Anton Tremmel hängt nach 17 Jahren Rennsport seine Ski an den berühmten Nagel. "Der Zeitpunkt ist gekommen, um einen Schlussstrich zu ziehen", sagt Anton. "Es waren extrem schöne und spannende Jahre im Rennsport. Dafür bin ich sehr dankbar, und ich möchte mich bei allen bedanken, die mir meine Karriere ermöglicht haben: Allen voran bei meiner Familie, meinem Skiclub, meinen Sponsoren und natürlich bei meinem Arbeitgeber, der Bundeswehr."

Weltcup-Debüt in Zagreb
Sein Weltcup-Debüt gab Anton Tremmel im Januar 2018 in Zagreb. Insgesamt bestritt der Oberbayer 70 Weltcup-Rennen für den Deutschen Skiverband.

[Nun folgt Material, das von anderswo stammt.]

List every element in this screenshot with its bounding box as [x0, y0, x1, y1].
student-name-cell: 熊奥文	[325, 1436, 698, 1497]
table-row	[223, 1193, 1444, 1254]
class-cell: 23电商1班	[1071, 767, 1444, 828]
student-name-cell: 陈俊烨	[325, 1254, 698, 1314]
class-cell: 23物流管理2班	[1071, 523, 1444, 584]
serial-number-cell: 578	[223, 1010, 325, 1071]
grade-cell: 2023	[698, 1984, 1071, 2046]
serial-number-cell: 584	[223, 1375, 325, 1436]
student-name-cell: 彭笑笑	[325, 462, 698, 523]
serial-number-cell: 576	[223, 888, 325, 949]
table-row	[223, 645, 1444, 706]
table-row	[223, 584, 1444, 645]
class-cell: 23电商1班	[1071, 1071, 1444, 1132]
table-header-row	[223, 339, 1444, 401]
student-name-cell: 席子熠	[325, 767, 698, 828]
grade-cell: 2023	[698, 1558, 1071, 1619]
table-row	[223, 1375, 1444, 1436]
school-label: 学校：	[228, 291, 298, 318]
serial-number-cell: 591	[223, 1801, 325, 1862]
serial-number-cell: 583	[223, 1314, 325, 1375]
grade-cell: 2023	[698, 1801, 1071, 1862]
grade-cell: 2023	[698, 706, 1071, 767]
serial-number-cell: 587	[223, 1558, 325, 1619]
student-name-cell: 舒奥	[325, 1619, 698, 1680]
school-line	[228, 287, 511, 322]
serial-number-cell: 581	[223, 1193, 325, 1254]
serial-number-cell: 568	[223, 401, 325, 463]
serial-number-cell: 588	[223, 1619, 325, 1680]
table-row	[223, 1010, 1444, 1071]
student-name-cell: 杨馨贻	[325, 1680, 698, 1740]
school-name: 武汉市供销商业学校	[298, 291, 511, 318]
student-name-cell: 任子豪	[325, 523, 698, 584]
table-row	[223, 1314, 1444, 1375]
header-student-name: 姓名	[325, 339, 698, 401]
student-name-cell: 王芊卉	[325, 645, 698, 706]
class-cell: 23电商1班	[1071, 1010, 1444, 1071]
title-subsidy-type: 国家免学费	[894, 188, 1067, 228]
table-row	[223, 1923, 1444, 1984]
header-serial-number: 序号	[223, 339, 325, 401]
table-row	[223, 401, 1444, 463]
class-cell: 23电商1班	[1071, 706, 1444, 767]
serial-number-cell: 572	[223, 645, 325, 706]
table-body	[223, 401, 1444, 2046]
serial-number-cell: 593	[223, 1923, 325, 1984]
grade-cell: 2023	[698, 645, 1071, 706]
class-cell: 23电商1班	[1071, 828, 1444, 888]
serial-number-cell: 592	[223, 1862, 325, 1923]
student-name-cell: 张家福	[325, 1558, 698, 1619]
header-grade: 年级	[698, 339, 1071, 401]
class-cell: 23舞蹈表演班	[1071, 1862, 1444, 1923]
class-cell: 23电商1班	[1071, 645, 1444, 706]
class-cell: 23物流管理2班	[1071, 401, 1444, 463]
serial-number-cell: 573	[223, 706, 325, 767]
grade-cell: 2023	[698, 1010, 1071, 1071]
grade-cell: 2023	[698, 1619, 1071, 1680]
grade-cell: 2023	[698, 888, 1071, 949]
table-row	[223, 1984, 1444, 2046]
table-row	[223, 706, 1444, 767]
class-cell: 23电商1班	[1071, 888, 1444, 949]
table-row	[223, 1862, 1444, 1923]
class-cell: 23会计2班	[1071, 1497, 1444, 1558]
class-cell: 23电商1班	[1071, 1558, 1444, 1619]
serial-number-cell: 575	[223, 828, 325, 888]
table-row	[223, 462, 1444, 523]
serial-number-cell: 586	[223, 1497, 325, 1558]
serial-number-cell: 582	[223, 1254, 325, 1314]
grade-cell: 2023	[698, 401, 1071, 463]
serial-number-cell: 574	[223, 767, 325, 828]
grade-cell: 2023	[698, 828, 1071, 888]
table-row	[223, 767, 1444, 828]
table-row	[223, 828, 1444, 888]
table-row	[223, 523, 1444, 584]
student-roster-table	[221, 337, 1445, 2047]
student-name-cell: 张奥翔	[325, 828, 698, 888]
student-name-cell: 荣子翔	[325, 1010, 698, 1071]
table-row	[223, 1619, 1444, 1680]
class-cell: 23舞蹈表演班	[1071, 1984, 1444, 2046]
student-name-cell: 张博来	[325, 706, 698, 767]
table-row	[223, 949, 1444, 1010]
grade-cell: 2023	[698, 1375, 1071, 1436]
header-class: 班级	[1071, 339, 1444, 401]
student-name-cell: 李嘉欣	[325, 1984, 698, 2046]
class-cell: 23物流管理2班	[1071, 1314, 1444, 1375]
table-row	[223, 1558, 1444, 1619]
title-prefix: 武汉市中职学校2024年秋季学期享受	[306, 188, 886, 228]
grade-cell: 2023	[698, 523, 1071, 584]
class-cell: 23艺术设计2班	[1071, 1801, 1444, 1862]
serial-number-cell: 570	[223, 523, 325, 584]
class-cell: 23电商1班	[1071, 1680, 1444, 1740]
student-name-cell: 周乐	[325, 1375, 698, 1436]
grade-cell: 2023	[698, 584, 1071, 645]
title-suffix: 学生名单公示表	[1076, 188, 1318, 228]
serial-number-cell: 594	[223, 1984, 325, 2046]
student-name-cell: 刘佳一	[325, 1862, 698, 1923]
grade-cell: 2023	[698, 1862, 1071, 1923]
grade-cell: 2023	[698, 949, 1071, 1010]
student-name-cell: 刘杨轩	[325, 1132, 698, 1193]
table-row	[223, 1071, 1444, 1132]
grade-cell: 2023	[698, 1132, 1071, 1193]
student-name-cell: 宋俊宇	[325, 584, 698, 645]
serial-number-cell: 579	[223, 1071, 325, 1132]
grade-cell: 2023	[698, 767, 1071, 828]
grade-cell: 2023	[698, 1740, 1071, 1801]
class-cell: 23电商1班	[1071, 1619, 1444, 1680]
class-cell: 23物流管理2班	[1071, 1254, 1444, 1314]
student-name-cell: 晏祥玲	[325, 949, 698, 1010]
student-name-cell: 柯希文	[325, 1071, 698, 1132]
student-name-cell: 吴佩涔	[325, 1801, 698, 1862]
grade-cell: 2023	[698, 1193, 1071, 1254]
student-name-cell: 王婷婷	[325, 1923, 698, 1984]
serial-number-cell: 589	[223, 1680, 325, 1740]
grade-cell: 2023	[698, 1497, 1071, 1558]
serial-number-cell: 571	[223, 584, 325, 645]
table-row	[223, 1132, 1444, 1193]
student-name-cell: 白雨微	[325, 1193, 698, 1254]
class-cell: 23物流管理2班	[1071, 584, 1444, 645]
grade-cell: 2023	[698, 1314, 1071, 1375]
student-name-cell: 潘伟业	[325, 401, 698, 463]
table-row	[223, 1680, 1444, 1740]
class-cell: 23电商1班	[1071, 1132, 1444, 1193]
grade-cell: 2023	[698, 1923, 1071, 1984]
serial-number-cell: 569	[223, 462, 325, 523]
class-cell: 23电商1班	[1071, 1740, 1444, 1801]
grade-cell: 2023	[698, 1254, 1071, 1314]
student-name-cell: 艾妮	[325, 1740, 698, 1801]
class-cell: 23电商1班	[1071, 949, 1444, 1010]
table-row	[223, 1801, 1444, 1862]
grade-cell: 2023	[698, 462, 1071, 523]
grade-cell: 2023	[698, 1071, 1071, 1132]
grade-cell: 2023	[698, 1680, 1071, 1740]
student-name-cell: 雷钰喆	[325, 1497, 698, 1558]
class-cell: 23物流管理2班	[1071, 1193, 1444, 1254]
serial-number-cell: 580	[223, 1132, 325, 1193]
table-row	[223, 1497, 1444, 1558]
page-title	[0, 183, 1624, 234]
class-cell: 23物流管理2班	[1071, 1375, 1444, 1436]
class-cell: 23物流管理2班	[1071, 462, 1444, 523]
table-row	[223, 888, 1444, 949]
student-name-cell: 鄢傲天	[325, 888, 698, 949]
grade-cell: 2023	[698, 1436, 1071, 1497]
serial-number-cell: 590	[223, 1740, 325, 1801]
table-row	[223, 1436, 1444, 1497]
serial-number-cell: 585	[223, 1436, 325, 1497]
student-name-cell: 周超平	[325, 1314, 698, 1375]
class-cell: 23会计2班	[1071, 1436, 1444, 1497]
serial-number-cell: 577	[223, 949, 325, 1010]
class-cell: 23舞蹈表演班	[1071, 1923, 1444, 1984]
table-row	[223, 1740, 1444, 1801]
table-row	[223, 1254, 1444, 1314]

Sein bestes Ergebnis erzielte er beim Slalom von Adelboden 2023 mit Rang 13. Mit weiteren Top-30-Ergebnissen zeigte der Deutsche Meister im Slalom von 2021 immer wieder sein Potenzial.

WM-Teilnahme, Verletzungen und der Kampf zurück in den Weltcup
Bei den Alpinen Ski-Weltmeisterschaften 2019 in Are fuhr Anton im Parallel-Team-Bewerb mit Platz vier nur knapp an einer WM-Medaille vorbei. Zwei Jahre später jubelte er dann beim Weltcup-Finale in Soldeu als Teil der drittplatzierten Mannschaft vom Podest. 
2023 warf den Technikspezialist eine Knorpelverletzung im linken Knie zurück. Im Winter darauf konnte er wieder ins Renngeschehen eingreifen und fuhr mit Platz 21 und 23 bei den Slaloms in Madonna di Campiglio und Kitzbühel in die Punkteränge.

Pläne für die Zukunft
"Ich werde mich jetzt erstmal beruflich neu orientieren und könnte mir unter anderem ein Verbundstudium mit praktischer Ausbildung im Bereich Elektrotechnik vorstellen. Der Skisport, meine große Leidenschaft, wird aber auch in Zukunft ein Teil meines Lebens bleiben."

Wolfgang Maier, Sportvorstand im Deutschen Skiverband:
"Anton Tremmel war über viele Jahre hinweg ein fester Bestandteil der Weltcup-Technikmannschaft. Trotz einer schweren Knieverletzung kämpfte sich der Team-Player in den Weltcup zurück und ließ immer wieder mit guten Leistungen aufhorchen. Wir wünschen Anton alles Gute für die Zukunft und hoffen, dass er unserem Sport weiterhin verbunden bleibt."